As Gay Christians, one of the fine lines we have to walk isn't that much different from the walk that straight people have to make, too:
- Rejecting what only pretends to be about Jesus
- Accepting with our whole, exclusive heart the real Jesus.
Being kicked out of a church that even the real Jesus isn't allowed in is not as bad as we think, once we get past the real human hurt we feel!
So do consider prayerfully whether the church you want so badly to get back in to, or be a more open part of, or otherwise "serve" in some way is actually what Jesus wants you to do.
Is there something more godly you could be doing? Like maybe...
- Joining with others who have also rejected human-church for the real Jesus and His real, worldwide Body (as in making friends, not simply in joining another religious organization).
- Shedding all the human-invented theologies and contraptions that are simply pagan practices painted with a Jesus face on top (the book Pagan Christianity?: Exploring the Roots of Our Church Practices is one place to start).
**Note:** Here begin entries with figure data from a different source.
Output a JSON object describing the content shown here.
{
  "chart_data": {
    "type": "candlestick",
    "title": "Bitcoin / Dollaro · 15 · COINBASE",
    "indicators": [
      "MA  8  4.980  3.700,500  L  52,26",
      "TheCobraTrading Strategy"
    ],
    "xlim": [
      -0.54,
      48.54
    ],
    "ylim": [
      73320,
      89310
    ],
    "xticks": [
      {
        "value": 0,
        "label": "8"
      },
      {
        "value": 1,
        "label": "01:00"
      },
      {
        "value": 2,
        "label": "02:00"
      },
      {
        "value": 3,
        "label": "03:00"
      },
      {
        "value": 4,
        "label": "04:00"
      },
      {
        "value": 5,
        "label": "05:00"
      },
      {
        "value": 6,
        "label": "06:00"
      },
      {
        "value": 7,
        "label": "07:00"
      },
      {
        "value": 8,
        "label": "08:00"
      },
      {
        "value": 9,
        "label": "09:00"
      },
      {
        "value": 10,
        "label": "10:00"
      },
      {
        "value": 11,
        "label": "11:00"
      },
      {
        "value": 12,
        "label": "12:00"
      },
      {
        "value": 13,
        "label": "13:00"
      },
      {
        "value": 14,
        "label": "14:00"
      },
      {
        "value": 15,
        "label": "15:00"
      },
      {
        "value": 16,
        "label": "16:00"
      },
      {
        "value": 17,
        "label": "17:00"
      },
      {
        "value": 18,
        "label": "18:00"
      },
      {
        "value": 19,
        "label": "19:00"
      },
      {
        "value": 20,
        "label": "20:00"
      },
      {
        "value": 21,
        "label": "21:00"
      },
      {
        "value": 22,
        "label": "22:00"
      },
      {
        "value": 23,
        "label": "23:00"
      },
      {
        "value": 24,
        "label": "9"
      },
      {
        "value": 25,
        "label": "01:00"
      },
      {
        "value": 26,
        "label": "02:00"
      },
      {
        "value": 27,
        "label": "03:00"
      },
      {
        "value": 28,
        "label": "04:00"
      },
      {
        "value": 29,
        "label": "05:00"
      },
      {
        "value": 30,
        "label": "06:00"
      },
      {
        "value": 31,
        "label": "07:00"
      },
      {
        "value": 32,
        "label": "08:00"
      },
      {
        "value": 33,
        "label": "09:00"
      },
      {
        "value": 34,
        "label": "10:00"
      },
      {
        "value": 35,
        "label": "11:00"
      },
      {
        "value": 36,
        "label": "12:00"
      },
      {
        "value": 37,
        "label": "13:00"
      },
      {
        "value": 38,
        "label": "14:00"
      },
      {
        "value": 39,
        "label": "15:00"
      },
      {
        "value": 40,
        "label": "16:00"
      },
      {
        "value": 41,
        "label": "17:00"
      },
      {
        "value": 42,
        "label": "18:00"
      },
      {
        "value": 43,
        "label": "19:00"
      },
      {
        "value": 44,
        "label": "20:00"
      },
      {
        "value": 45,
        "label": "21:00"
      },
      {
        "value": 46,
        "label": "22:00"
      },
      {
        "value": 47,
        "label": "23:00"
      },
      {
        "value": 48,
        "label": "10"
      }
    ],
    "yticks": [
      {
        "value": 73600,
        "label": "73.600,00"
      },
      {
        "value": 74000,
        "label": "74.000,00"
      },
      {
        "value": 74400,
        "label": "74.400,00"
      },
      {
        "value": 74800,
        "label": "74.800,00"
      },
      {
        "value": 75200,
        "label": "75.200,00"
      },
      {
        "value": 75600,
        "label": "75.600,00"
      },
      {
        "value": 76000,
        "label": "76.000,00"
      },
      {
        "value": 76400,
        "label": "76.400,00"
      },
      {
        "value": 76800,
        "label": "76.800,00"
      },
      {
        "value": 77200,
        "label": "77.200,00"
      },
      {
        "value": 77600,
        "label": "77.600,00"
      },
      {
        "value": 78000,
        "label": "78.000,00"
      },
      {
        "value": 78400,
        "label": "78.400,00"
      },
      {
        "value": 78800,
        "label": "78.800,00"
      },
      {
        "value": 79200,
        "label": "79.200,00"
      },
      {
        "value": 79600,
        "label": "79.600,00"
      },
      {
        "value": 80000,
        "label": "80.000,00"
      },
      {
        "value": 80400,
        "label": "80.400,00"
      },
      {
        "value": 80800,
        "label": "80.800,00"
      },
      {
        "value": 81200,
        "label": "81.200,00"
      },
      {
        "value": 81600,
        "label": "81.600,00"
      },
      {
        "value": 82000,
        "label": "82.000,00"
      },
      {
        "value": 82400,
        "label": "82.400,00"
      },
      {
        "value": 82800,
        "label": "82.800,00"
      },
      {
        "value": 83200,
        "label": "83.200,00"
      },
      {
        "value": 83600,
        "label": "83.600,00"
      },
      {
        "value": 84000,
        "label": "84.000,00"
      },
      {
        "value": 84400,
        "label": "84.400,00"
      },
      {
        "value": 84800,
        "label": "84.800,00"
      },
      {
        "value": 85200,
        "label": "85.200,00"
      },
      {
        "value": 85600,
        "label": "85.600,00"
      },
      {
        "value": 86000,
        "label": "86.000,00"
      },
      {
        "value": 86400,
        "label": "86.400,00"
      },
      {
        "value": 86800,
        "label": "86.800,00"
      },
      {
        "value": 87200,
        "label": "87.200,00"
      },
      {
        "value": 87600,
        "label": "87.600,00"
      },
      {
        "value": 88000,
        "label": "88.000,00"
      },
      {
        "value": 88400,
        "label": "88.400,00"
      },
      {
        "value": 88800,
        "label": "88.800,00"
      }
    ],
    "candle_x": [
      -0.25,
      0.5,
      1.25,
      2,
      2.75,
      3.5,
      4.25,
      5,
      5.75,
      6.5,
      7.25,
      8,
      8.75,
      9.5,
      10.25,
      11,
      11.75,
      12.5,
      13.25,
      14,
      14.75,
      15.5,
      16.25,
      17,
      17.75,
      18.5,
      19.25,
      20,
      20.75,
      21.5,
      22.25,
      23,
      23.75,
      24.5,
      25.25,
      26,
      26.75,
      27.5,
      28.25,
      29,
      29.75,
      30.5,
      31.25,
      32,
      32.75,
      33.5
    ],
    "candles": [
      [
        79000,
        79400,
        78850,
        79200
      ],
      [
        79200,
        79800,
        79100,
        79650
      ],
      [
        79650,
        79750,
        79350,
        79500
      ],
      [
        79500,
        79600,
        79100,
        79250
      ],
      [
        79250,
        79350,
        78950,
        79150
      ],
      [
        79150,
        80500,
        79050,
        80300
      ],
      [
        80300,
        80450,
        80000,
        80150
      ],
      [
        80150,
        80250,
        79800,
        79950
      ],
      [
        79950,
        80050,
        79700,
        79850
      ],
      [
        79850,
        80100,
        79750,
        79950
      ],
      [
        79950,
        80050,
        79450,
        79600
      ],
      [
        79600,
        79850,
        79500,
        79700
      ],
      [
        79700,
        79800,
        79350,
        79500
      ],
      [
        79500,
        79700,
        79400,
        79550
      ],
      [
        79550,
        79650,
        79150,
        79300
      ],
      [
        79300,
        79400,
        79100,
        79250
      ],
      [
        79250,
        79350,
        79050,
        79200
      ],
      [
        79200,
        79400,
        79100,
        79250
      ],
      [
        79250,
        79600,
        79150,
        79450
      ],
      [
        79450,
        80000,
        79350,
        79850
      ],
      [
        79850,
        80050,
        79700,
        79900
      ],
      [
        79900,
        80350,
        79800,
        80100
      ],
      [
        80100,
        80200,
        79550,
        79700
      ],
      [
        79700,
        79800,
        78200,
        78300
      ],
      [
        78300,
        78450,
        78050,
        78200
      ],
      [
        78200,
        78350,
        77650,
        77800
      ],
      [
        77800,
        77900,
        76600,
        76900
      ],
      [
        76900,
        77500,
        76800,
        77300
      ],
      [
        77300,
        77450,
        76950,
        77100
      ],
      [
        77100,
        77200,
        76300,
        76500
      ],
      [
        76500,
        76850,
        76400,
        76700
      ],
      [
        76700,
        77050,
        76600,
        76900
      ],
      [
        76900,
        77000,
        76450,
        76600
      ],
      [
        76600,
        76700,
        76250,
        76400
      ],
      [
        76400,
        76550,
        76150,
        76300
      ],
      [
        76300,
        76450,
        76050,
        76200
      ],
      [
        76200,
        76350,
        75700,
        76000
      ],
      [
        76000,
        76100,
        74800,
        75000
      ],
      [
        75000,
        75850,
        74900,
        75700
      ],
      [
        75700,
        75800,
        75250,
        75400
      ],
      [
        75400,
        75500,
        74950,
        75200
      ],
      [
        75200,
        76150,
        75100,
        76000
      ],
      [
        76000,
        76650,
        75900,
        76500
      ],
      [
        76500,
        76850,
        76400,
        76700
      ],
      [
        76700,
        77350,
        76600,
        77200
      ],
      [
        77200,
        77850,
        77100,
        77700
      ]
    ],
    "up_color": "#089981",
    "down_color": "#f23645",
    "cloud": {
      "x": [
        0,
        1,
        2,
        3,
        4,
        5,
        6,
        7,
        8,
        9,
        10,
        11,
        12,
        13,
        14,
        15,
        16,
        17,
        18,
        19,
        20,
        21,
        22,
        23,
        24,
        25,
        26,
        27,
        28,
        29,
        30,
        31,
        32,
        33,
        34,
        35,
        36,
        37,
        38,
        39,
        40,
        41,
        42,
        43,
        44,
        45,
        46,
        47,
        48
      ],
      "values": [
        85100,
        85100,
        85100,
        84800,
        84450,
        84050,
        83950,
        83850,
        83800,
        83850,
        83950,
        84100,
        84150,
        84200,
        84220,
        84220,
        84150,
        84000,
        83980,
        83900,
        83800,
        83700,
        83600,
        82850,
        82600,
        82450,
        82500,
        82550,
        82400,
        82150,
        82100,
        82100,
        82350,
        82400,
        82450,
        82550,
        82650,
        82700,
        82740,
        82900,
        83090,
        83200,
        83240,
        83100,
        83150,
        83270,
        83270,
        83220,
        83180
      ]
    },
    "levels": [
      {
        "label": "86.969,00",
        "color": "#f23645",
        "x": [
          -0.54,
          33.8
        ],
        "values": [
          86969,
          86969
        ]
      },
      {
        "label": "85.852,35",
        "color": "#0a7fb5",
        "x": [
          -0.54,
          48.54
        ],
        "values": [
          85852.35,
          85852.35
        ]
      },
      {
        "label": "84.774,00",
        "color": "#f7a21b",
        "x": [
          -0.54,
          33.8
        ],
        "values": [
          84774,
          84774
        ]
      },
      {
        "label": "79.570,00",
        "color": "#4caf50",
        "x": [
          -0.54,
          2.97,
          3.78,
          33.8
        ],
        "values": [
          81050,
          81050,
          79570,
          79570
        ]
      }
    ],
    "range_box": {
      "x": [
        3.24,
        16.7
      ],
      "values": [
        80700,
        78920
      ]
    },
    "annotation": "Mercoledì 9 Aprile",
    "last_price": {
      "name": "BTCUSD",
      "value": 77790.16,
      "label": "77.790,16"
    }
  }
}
- Allowing the Holy Spirit to heal your human hurt, and to grow you new courage and contentment in God's real ways
- Doing God's work like He intended: through your own effort, and not simply via some pastor or committee. (Like, how about learning a homeless person's name and bringing them some coffee and a smile the next cold morning? And then how about not telling anyone you did it, so it stays between you and God?)
So do come out today! -- As a Lesbian or Gay man in love with the real Jesus Christ and His way of doing things, even to taking up the Cross of rejecting human versions of Him that have sunk themselves like hooks into your heart.
Let Jesus heal, direct, and own - even this!